Sivas'ta caddede yürüyen maskeli insanlar,

Fotoğraf: Mert Taha Akyol/DHA

Paylaş

İktidar pandemi konusunda bayrakları indirdi. Teslim oldu. İktidar temsilcileri açıkça itiraf etmese de “sürü bağışıklığı” politikasına geçti.

Sürü bağışıklığı politikası savunucularına göre, Kovid-19 virüsü hepimize bulaşacak, ya da en azından yüzde seksenimize bulaşacak. Yüzde dört ile altı oranında kayıp vereceğiz, kalanlar bağışıklık kazanacak, bu arada aşı da bulunacağı için pandemi sona erecek.

Fakat, bilim insanları bu teze çok fazla itibar etmiyor. Bir kere virüsün bulaştığı kişilerin bağışıklık kazanacağı ve virüse karşı dayanıklı olacağının garantisi olmadığını söylüyorlar. Nitekim daha şimdiden iki kere, hatta üç kere Kovid-19 virüsü bulaşıp hastalanmış insanlar olduğu açıklanıyor. Geçmiş grip vd. virüs hikayelerinden aşının da her zaman ve uzun süreli çare olmadığı söyleniyor. Çünkü virüs mutasyona uğruyor.
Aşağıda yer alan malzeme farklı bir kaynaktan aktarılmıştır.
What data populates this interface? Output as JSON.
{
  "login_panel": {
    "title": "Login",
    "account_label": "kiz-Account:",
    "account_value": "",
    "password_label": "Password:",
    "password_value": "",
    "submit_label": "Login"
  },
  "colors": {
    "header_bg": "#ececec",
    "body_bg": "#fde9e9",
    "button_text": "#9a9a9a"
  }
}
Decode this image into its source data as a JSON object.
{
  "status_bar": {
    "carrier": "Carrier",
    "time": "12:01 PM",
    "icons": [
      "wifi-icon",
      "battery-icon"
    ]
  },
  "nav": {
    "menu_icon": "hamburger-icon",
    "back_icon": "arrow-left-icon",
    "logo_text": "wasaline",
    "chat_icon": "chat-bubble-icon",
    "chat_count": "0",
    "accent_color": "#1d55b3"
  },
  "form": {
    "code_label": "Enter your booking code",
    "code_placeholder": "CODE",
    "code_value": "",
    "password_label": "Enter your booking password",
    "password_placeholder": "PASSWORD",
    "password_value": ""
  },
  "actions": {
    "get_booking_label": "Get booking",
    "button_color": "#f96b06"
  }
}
Grip aşısı olan kişiler bir sene önceki virüse karşı aşılanıyor ama hemen hemen her sene mutasyona uğramış ve bir önceki seneden daha farklı bir virüs ile karşılaşılıyor.

O zaman, uzun süre maske ve el hijyeni ile yaşayacağız.

Kapitalist sistem salgın daha yeni başlamışken tecrit ve izolasyonu kabul etmedi. “Batarız” dedi. Bilim ile kapitalizm bir daha çelişti. Kapitalizm kazandı. İnsanların sürü bağışıklığı denilerek önlenebilecek ölümlerine göz yumuldu. “Kapitalizm batmasın, hükmünü sürdürsün” diye ölmeye devam edeceğiz.

“Herkes kendini korusun” deniyor. Daha bilinçli olanlar kendilerini korumaya çalışıyor ama herkes kendini korumayınca, onların kendini koruması da yeterli olmuyor. Emekliler ve çalışması gerekmeden yaşamını sürdürebilecek olanlar daha avantajlı. Küçük çocuğu olanlar, kalabalık işyerlerinde çalışmak zorunda olanlar, çalışmaya toplu taşıma araçları ile gitmek zorunda olanlar dezavantajlı.

Patronlar ve iktidardakiler herkesten avantajlı. Üç günde bir test yaptırıyorlar. Kendilerine kimseyi yaklaştırmıyorlar. Uzaktan çalışıyorlar. Bulundukları ortamların hijyeni tam.

Kabak yine emekçilerin, yoksulların başına patlıyor.

Sosyalistleri, her şeyi sosyalizme bağlıyorlar diye eleştirirler ya, hatta alay ederler. Ama, sosyalizme bağlamadan olmuyor galiba. Pandemide sürüye sayılmak istemiyorsak, sürünün içinden bağışıklık kazananlar ve kazanamayıp ölenler olarak sayılmak istemiyorsak kapitalizmden kurtulmamız gerekiyor. Patronlardan, diktatörlerden, devletlerden, sınırlardan kurtulmamız gerekiyor. Sürü değil; bir ağaç gibi tek ve hür, bir orman gibi kardeşçe yaşamamız gerekiyor.